Here’s a handy list:
- Cognac for sidecars, brandy milk punches, daisies, and smashes.
- White rum for daiquiris and mojitos.
- Gin for martinis, gin and tonics, tom collins’s, etc.
- Bourbon for Manhattans, Old Fashioneds, and Whisky Sours.
- Vodka is the workhorse of the liquor cabinet, used in basic drinks such as vodka-tonics, Screwdrivers, and the vodka martini.
- Tequila and mezcals for margaritas, and Palomas. Mezcals should just be enjoyed with ice.
- Cointreau is a bar essential—clean, full of natural orange flavour, and not too sweet.
- Red vermouth for Manhattans and Negronis.
- White vermouth is essential for truly sublime martinis.
You will want to consider stocking club sodas and tonic waters. With a wide variety of flavours and Indian brands available, one is spoilt with choice.

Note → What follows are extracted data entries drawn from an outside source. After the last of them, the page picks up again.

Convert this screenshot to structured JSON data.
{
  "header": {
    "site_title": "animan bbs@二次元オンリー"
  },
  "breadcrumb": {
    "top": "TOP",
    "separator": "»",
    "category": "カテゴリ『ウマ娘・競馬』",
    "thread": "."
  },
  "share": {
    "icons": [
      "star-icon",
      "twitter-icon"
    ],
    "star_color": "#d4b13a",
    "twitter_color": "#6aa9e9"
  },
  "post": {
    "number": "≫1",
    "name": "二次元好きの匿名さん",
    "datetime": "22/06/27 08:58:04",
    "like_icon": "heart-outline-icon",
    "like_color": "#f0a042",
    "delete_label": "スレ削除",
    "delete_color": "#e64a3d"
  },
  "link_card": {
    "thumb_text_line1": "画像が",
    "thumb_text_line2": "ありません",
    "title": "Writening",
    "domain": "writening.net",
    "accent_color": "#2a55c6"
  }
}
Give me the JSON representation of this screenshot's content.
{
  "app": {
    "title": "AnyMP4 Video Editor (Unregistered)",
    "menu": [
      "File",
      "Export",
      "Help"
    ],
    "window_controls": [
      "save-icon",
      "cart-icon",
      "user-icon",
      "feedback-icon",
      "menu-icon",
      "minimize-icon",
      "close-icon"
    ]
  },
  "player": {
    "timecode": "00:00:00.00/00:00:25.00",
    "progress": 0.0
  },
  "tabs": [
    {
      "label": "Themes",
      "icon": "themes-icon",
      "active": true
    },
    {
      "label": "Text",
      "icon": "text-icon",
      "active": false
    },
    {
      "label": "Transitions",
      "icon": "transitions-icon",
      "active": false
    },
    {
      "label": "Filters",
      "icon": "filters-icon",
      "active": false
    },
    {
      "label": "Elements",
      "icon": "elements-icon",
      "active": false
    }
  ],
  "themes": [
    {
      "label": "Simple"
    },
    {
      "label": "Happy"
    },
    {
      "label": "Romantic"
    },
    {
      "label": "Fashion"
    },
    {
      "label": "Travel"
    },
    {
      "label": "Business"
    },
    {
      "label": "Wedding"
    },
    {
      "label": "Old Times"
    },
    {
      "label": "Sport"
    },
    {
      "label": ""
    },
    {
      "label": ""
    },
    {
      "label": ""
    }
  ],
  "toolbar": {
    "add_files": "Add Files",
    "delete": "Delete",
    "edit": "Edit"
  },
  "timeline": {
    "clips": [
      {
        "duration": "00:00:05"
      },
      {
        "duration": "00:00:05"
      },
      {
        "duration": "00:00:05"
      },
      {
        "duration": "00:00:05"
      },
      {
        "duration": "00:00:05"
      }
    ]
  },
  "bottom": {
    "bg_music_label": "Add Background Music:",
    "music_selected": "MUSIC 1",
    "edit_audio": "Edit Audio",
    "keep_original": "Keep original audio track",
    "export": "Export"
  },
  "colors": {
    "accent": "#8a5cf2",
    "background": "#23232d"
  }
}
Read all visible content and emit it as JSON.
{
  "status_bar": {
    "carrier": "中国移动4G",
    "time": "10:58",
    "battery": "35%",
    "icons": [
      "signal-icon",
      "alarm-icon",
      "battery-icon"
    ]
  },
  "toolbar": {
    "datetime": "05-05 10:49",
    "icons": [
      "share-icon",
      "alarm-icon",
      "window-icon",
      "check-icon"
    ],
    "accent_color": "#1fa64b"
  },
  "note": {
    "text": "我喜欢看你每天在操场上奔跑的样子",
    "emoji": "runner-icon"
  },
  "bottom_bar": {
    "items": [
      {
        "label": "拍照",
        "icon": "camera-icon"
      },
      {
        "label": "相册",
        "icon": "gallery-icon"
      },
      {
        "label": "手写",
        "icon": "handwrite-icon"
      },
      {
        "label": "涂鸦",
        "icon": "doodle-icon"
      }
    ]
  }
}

For bitters, Angostura, Peychaud’s, and Regan’s orange are bartender staples and should be at any home bar too. To start, you’ll find that aromatic and orange bitters are used most often and a bottle of each can last years.
Buy cocktail books and learn newer recipes with techniques! There is plenty of great cocktail literature out there but start with these three books for your home bar library. The Joy of Mixology is perfect for history buffs, Cocktail Codex is a treasure for those learning cocktail fundamentals, and for discovering new recipes, Be Your Own Bartender is brilliant!
Order yourself oak barrels and try ageing your favourite cocktail at home for a limited batch to wow your friends. These are easily available and shipped in India from the US now. You can even use clay pots or bottles to preserve cocktails. The clay adds a unique minerality and earthiness to the cocktail.